The solution is to rename gender_concept_id to sex_concept_id. Very simple. Problem is that this is a gigantic, breaking, non-backwards compatible change. I would say every single method, study package or software tool would have to be changed. So, that is definitely a major release. We could smoothen it by having both fields for a transition period. But that is also ugly.
So, the question is when do we want to do that? Roger says “when the cow comes home”, Cark says “asap, it is already embarrassing”.
It cannot be biological sex since doesn’t have an option for intrasex subjects. Instead, it’s closest to “gender at birth”, which is the most political inconsistent of all 3 options.
That’s a vocabulary problem and easy to fix. Plus it is a data problem: My hunch is that those cases are not well captured. Remember, for the vast majority of patients this gets entered by the front desk staff of an office or a registration office of a hospital. The gender information is probably more useful for those cases. And in international databases we may be even further away from the correct detail.
…or from a data transferal from one EHR to another. Also, many patients demographics may be from old paper charts if the patient has been in the practice longer than the EHR has.
Hmm. Perhaps the Gender column is named correctly with the best available data. Perhaps the problem is that we are trying to treat it as biological sex?
Perhaps we shouldn’t remove the Gender field from the Person table, but simply add the Sex column. If both fields are there, it means that those doing ETLs would not be able to ignore the differentiation, and could search for the best available data. Having both fields would mean those doing queries could also be more precise about what exactly they mean: gender or biological sex.
That’s one choice, but it probably doesn’t help us much:
Sex is static. It is established at birth, and you get born only once. So, it should be in PERSON. The field we have (gender_concept_id) is actually used as if it were sex_concept_id. It just has the wrong name.

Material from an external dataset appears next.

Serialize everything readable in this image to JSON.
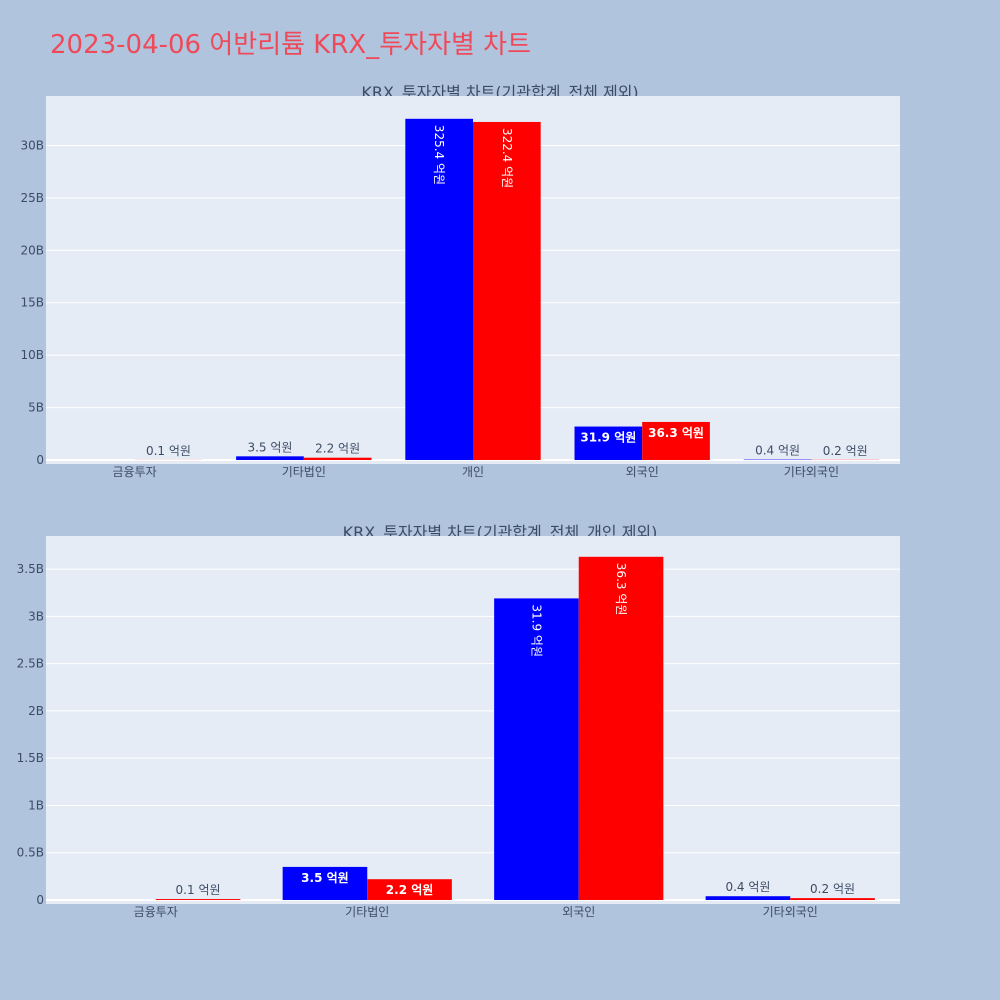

Gender is dynamic. You can change it. Which means it cannot be in PERSON, but in OBSERVATION with a time stamp. All we need to do is to make sure we have a agreed gender concept convention.
The naming problem can be addressed as soon as we go to the next major version. There are other things we also want to change. If folks are eager - start rolling the drum.

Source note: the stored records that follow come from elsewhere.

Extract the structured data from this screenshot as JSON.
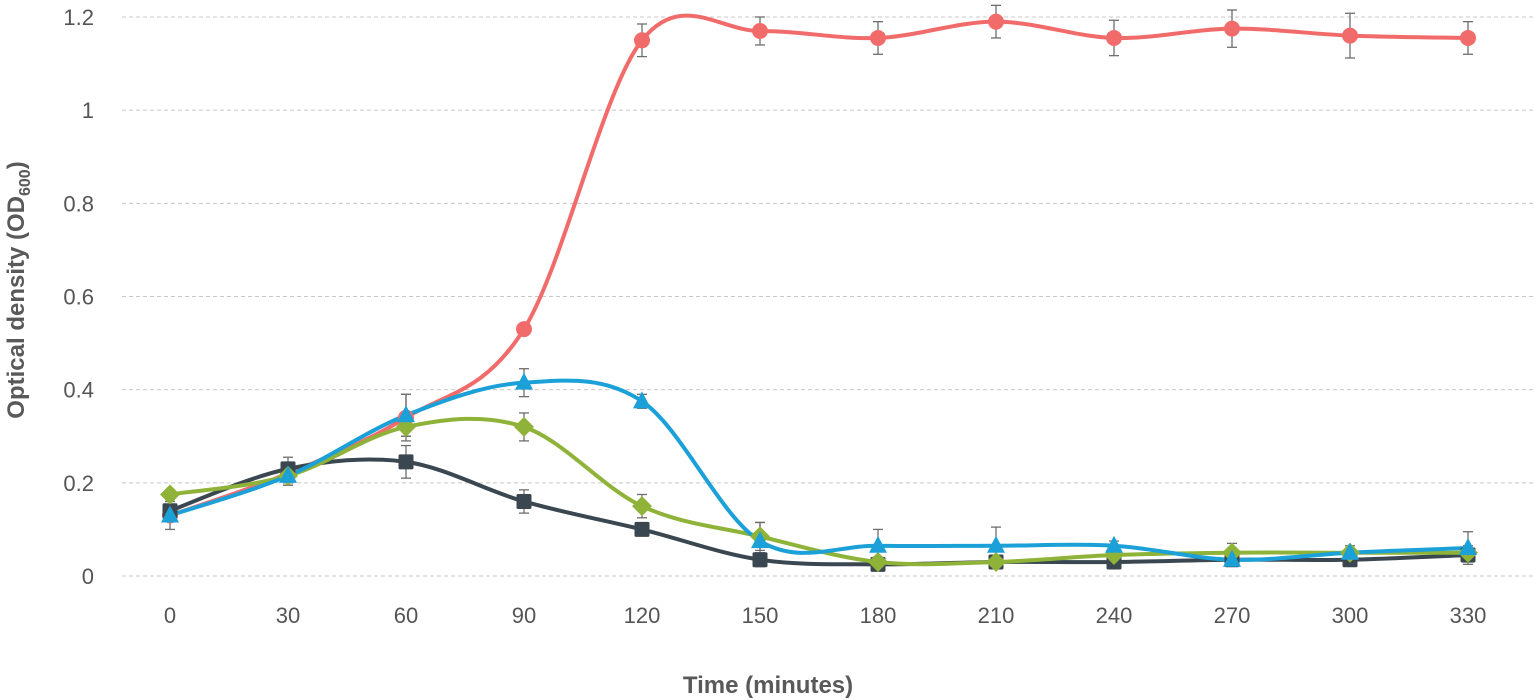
{
  "chart_data": {
    "type": "line",
    "xlabel": "Time (minutes)",
    "ylabel_main": "Optical density (OD",
    "ylabel_sub": "600",
    "ylabel_tail": ")",
    "x": [
      0,
      30,
      60,
      90,
      120,
      150,
      180,
      210,
      240,
      270,
      300,
      330
    ],
    "xlim": [
      0,
      330
    ],
    "ylim": [
      0,
      1.2
    ],
    "yticks": [
      0,
      0.2,
      0.4,
      0.6,
      0.8,
      1,
      1.2
    ],
    "ytick_labels": [
      "0",
      "0.2",
      "0.4",
      "0.6",
      "0.8",
      "1",
      "1.2"
    ],
    "grid": true,
    "series": [
      {
        "color": "#f26b6b",
        "marker": "circle",
        "values": [
          0.13,
          0.22,
          0.34,
          0.53,
          1.15,
          1.17,
          1.155,
          1.19,
          1.155,
          1.175,
          1.16,
          1.155
        ],
        "errors": [
          0.03,
          0.02,
          0.05,
          0.01,
          0.035,
          0.03,
          0.035,
          0.035,
          0.038,
          0.04,
          0.048,
          0.035
        ]
      },
      {
        "color": "#3a4750",
        "marker": "square",
        "values": [
          0.14,
          0.23,
          0.245,
          0.16,
          0.1,
          0.035,
          0.025,
          0.03,
          0.03,
          0.035,
          0.035,
          0.045
        ],
        "errors": [
          0.02,
          0.025,
          0.035,
          0.025,
          0.01,
          0.015,
          0.01,
          0.01,
          0.01,
          0.01,
          0.01,
          0.015
        ]
      },
      {
        "color": "#8fb339",
        "marker": "diamond",
        "values": [
          0.175,
          0.215,
          0.32,
          0.32,
          0.15,
          0.085,
          0.03,
          0.03,
          0.045,
          0.05,
          0.05,
          0.05
        ],
        "errors": [
          0.01,
          0.02,
          0.02,
          0.03,
          0.025,
          0.03,
          0.01,
          0.01,
          0.01,
          0.02,
          0.015,
          0.015
        ]
      },
      {
        "color": "#1ba1d8",
        "marker": "triangle",
        "values": [
          0.13,
          0.215,
          0.345,
          0.415,
          0.375,
          0.075,
          0.065,
          0.065,
          0.065,
          0.035,
          0.05,
          0.06
        ],
        "errors": [
          0.01,
          0.02,
          0.045,
          0.03,
          0.015,
          0.04,
          0.035,
          0.04,
          0.01,
          0.01,
          0.01,
          0.035
        ]
      }
    ]
  }
}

In the mean time: We can add explanatory and apologetic language to the PERSON table documentation, explaining that gender_concept_id is wrongly named and really should be sex_concept_id, but otherwise it is all working.
Again, we don’t have a problem with the content. We have a problem with naming. Functionally, a variable or table field name is a memory address pointer for the processor. It means nothing. So, if we can live with having to apologize while we are working on a new version we are just fine.

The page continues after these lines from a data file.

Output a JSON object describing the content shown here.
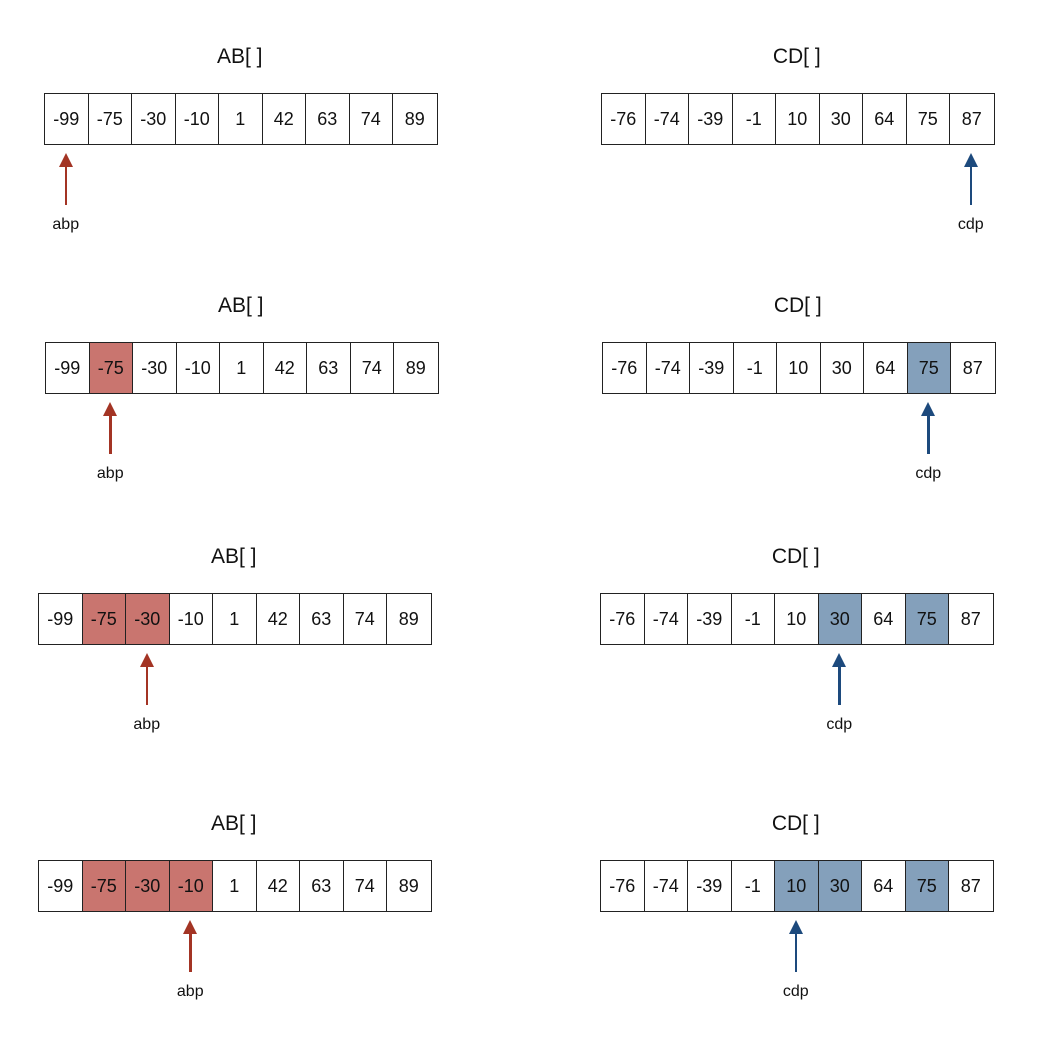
{
  "steps": [
    {
      "ab": {
        "title": "AB[ ]",
        "values": [
          "-99",
          "-75",
          "-30",
          "-10",
          "1",
          "42",
          "63",
          "74",
          "89"
        ],
        "highlighted": [],
        "pointer_index": 0,
        "pointer_label": "abp"
      },
      "cd": {
        "title": "CD[ ]",
        "values": [
          "-76",
          "-74",
          "-39",
          "-1",
          "10",
          "30",
          "64",
          "75",
          "87"
        ],
        "highlighted": [],
        "pointer_index": 8,
        "pointer_label": "cdp"
      }
    },
    {
      "ab": {
        "title": "AB[ ]",
        "values": [
          "-99",
          "-75",
          "-30",
          "-10",
          "1",
          "42",
          "63",
          "74",
          "89"
        ],
        "highlighted": [
          1
        ],
        "pointer_index": 1,
        "pointer_label": "abp"
      },
      "cd": {
        "title": "CD[ ]",
        "values": [
          "-76",
          "-74",
          "-39",
          "-1",
          "10",
          "30",
          "64",
          "75",
          "87"
        ],
        "highlighted": [
          7
        ],
        "pointer_index": 7,
        "pointer_label": "cdp"
      }
    },
    {
      "ab": {
        "title": "AB[ ]",
        "values": [
          "-99",
          "-75",
          "-30",
          "-10",
          "1",
          "42",
          "63",
          "74",
          "89"
        ],
        "highlighted": [
          1,
          2
        ],
        "pointer_index": 2,
        "pointer_label": "abp"
      },
      "cd": {
        "title": "CD[ ]",
        "values": [
          "-76",
          "-74",
          "-39",
          "-1",
          "10",
          "30",
          "64",
          "75",
          "87"
        ],
        "highlighted": [
          5,
          7
        ],
        "pointer_index": 5,
        "pointer_label": "cdp"
      }
    },
    {
      "ab": {
        "title": "AB[ ]",
        "values": [
          "-99",
          "-75",
          "-30",
          "-10",
          "1",
          "42",
          "63",
          "74",
          "89"
        ],
        "highlighted": [
          1,
          2,
          3
        ],
        "pointer_index": 3,
        "pointer_label": "abp"
      },
      "cd": {
        "title": "CD[ ]",
        "values": [
          "-76",
          "-74",
          "-39",
          "-1",
          "10",
          "30",
          "64",
          "75",
          "87"
        ],
        "highlighted": [
          4,
          5,
          7
        ],
        "pointer_index": 4,
        "pointer_label": "cdp"
      }
    }
  ],
  "colors": {
    "ab_highlight": "#c9756f",
    "ab_arrow": "#a33424",
    "cd_highlight": "#84a0bb",
    "cd_arrow": "#1d4a7d"
  }
}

Thanks for this update. In fact, gender identity now has much clearer coding options and sex is still considered to be biological sex by journals, by the NIH, and others). I’d cast a vote for sex (adding intersex as a code) and gender, although gender could be an observation, as we code it now at our site. Gender identity can be fluid in a small number of people.
As an ETL’er this is not always possible, as both fields may be in the demographics section, which does not have timestamps attached to them, at least not in the EHR that we use.
I see no way to change this that does not cause pain to someone, somewhere.